La luz iba y venía siguiendo el paso de las nubes a través del cielo mostrando un destello de la gran luna llena para después ocultarla igual que una ramera taimada podría enseñar fugazmente una teta de vez en cuando sólo para mantener interesados a los clientes. Por los muertos, Calder desearía haber estado con una ramera taimada en aquel momento, en vez de encontrarse agazapado en mitad de un húmedo campo de cebada, vigilando entre los oscilantes tallos con la vana esperanza de ver algo en una oscuridad casi total. Era una triste verdad, o quizá feliz para él, que estaba hecho más para frecuentar burdeles que campos de batalla.

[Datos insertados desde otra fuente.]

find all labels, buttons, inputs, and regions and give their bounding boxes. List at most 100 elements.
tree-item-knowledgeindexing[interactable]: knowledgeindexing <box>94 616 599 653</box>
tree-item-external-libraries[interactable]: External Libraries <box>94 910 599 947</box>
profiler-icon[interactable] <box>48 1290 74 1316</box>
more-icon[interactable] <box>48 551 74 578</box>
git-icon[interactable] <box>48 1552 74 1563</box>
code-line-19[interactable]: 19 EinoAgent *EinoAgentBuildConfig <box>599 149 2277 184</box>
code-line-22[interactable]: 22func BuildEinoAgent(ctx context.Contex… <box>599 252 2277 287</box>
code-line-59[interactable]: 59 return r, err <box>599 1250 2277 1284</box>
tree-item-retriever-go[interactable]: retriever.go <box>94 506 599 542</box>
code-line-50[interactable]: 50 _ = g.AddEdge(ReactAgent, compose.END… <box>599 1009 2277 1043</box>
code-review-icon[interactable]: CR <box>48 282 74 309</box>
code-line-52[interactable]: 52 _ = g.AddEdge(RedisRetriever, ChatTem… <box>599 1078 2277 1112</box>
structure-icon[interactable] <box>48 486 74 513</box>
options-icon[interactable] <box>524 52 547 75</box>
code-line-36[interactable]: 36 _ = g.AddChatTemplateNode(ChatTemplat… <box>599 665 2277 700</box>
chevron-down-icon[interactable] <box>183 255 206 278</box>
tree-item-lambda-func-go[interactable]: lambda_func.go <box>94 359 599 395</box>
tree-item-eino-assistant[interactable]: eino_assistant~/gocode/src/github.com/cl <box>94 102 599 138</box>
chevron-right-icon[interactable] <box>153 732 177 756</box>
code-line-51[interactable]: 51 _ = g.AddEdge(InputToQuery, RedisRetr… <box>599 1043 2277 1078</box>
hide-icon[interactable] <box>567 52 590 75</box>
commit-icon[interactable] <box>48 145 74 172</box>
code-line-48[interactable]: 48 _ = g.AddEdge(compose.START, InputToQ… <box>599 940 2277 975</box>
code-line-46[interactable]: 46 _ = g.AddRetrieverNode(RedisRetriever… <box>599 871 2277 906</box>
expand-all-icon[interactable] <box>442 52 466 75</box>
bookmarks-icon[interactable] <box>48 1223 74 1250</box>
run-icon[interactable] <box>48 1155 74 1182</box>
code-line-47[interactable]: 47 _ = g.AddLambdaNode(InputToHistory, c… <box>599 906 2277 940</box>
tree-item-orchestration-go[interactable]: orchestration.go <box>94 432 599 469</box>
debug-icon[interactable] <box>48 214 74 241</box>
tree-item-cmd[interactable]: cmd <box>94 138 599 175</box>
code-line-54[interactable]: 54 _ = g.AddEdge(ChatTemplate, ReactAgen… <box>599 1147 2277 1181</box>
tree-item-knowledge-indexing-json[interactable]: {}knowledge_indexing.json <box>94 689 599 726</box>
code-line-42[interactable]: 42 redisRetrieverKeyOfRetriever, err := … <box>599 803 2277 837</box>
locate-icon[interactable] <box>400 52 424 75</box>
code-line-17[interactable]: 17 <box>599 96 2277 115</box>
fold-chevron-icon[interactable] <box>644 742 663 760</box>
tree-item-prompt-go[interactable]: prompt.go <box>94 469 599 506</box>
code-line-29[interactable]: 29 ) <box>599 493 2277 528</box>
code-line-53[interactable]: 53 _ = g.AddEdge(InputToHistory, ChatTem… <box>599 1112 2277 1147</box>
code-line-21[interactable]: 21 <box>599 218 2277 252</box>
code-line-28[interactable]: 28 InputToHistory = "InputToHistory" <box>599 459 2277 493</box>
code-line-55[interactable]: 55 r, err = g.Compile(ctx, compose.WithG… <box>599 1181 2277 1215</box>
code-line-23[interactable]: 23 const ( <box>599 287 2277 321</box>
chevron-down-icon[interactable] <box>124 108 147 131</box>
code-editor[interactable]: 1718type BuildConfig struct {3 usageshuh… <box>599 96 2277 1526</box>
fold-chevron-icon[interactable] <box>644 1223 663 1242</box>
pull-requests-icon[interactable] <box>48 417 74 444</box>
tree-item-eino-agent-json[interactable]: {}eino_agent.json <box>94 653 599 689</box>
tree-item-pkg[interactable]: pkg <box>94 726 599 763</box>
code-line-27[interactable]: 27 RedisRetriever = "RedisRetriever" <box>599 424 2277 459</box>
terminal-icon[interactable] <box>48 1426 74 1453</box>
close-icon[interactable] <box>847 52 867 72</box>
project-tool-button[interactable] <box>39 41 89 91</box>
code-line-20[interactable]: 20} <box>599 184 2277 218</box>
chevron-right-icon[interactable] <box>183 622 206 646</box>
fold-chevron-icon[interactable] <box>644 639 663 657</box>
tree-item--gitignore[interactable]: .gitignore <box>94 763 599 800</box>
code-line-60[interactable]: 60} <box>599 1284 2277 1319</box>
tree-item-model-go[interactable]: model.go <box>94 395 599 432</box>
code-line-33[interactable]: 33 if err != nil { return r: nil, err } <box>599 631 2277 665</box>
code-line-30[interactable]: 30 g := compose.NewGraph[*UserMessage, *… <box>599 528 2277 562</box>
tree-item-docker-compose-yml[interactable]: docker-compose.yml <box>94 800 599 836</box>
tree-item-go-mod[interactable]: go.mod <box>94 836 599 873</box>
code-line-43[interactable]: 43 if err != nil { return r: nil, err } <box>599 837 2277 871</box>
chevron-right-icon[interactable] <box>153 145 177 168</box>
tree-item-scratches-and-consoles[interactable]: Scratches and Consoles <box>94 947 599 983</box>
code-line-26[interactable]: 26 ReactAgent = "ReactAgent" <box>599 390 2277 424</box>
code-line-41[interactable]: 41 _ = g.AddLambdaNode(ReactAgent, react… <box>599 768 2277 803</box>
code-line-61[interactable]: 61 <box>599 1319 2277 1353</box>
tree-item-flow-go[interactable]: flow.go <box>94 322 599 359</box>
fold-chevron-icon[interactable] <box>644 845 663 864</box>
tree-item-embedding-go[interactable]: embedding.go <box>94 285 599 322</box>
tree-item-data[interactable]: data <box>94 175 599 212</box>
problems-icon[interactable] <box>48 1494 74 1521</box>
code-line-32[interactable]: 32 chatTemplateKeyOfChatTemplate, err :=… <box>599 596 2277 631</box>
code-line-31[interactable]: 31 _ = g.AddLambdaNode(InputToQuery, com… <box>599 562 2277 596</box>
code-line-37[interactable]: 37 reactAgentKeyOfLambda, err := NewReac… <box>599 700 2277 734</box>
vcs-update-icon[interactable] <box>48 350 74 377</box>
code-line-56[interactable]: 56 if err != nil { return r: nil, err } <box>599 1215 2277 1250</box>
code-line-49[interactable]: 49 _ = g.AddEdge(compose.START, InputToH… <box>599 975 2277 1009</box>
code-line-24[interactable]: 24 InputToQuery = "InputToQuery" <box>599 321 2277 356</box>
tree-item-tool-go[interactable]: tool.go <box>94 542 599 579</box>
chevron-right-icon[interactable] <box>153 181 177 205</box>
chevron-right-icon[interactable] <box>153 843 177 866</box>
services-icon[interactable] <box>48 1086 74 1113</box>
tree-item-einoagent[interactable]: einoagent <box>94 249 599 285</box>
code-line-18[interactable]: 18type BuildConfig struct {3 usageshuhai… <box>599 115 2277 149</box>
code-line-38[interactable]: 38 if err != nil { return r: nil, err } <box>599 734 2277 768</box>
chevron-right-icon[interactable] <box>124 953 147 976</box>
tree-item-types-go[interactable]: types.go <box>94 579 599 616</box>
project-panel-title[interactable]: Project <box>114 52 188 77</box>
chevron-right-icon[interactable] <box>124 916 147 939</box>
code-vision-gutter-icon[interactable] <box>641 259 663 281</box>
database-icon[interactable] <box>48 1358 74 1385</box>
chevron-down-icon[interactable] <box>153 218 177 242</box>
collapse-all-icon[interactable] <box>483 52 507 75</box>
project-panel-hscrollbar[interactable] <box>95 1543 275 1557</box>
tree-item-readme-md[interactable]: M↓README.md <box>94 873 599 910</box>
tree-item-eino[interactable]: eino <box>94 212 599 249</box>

Pálido como la Nieve era justo lo contrario. La única parte de su cuerpo que se había movido en una hora o más había sido la mandíbula, mientras masticaba un pedazo de chagga hasta dejarlo convertido en una pasta. Su pétrea calma sólo servía para intranquilizar aún más a Calder. Como todo. El ruido de las palas a sus espaldas le ponía de los nervios, pues por momentos sonaba como si se hallaran apenas un par de pasos detrás para después verse arrastrado por el viento y parecer muy lejanas. Ese mismo viento azotaba los cabellos de Calder contra su semblante, le llenaba los ojos de tierra y atravesaba sus ropas para helarle hasta el tuétano.

—Me cago en el maldito viento —masculló.

—Es bueno que haya viento —gruñó Pálido como la Nieve—. Enmascara el ruido. Y si tienes frío, habiendo crecido en el norte imagina cómo se sentirán los de ahí delante, acostumbrados a climas más soleados. El viento sopla a nuestro favor.

Tal vez eran buenas razones y a Calder le molestó que no se le hubieran ocurrido a él, pero tampoco le hacían sentir más calor. Se abrigó el pecho todo cuanto pudo con su capa, metió la otra mano bajo una de sus axilas y cerró un ojo.

—Esperaba que la guerra fuese terrible, pero nunca sospeché que pudiera ser tan puñeteramente aburrida.

—Ten paciencia —Pálido como la Nieve volvió la cabeza, escupió suavemente y se relamió la salida que le manchaba el labio inferior—. La paciencia es un arma tan terrible como la ira. Más, de hecho, porque menos hombres la poseen.